Revolutionary Robot Runs Ford’s 3D Printers
Ford is taking automation in manufacturing to the next level with a clever new robot called Javier.
The mobile robot, developed by German supplier KUKA, is capable of operating the 3D printers at the automotive giant’s manufacturing center in Redford, Michigan without human intervention, a breakthrough for the industry.
The patent-pending technology behind Javier could have a major bearing on other automated processes in Ford manufacturing facilities in the future.
According to Ford, there are multiple benefits to be gained from using Javier, specifically its precision, which reduces inefficiencies, and its ability to run continuously with no human interaction, meaning the 3D printers can operate through the night even when employees have gone home, increasing throughput and so reducing the cost of custom-printed components.
Essentially, Javier’s role involves retrieving a printed car part when the printer indicates it is ready and then putting it aside to await collection from a human operator later.
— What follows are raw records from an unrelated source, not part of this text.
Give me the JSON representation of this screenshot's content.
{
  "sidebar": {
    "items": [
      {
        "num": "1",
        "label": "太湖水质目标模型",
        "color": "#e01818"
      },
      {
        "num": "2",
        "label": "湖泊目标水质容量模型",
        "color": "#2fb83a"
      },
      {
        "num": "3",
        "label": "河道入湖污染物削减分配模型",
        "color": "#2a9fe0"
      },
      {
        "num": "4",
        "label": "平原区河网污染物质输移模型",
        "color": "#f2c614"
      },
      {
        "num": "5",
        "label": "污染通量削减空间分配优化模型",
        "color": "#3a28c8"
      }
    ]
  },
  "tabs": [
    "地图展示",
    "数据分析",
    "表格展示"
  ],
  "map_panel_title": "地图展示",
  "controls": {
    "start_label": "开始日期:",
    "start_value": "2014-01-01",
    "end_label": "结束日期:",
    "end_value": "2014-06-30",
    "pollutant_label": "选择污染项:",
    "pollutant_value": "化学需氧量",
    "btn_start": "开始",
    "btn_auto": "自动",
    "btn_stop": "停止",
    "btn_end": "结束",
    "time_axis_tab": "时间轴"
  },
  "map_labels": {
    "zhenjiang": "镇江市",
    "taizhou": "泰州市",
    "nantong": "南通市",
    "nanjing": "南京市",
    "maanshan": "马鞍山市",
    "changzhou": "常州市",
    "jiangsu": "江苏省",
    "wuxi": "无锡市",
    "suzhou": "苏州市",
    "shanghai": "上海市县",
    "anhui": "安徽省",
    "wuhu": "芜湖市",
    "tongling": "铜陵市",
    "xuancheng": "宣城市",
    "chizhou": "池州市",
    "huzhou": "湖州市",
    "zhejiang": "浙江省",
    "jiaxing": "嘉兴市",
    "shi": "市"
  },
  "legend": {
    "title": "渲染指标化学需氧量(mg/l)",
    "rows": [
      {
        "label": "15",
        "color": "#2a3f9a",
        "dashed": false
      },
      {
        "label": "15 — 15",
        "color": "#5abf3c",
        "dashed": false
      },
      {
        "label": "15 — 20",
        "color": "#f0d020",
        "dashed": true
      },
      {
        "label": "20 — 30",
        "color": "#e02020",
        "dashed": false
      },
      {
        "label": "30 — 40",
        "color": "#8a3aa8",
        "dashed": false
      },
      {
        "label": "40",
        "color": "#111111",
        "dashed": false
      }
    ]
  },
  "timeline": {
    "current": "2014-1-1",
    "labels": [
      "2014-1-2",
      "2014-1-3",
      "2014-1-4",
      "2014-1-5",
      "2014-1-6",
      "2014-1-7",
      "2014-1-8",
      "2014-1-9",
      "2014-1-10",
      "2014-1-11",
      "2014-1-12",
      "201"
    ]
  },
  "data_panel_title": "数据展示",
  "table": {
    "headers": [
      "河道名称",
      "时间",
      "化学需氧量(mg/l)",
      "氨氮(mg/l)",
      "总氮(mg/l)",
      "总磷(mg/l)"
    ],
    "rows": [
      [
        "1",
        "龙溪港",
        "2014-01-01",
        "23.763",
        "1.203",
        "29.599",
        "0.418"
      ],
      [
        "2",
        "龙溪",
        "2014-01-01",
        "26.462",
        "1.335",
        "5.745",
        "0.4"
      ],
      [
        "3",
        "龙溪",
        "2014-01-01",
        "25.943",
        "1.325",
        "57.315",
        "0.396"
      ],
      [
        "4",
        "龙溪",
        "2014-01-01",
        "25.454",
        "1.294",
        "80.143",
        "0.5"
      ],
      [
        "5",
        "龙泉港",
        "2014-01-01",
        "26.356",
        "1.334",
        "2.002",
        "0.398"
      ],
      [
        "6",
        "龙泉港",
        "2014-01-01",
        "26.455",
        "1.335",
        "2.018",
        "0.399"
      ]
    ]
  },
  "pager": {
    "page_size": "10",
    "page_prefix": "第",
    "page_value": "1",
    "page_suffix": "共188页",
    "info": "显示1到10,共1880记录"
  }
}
Ford has used the printer to make low-volume custom car parts such as the brake line bracket for the Mustang Shelby GT500 sports car equipped with the Performance Package.
But arguably of more interest, and certainly of more potential significance, is how Javier works, in particular its ability to “communicate” with the printer. Ford says Javier does not rely on a camera vision to ‘see,’ but instead uses an application interface developed by the automaker that allows different pieces of equipment from various suppliers to interact with each other, effectively “speak the same language,” and send constant feedback to each other.
While Ford is understandably remaining tight-lipped at this stage regarding the specifics of this – the communication interface is one of a number of patents pending – the implications are clear: the tech can deliver a more ‘connected’ manufacturing process and all the advantages that could bring.
“This new process has the ability to change the way we use robotics in our manufacturing facilities,” said Jason Ryska, director, global manufacturing technology development. “Not only does it enable Ford to scale its 3D printer operations, it extends into other aspects of our manufacturing processes. This technology will allow us to simplify equipment and be even more flexible on the assembly line.”
While the process itself is autonomous, Ford does point out that human operators still have to upload 3D designs to the printer and maintain the machinery, as well as engineer new ways to use the tech.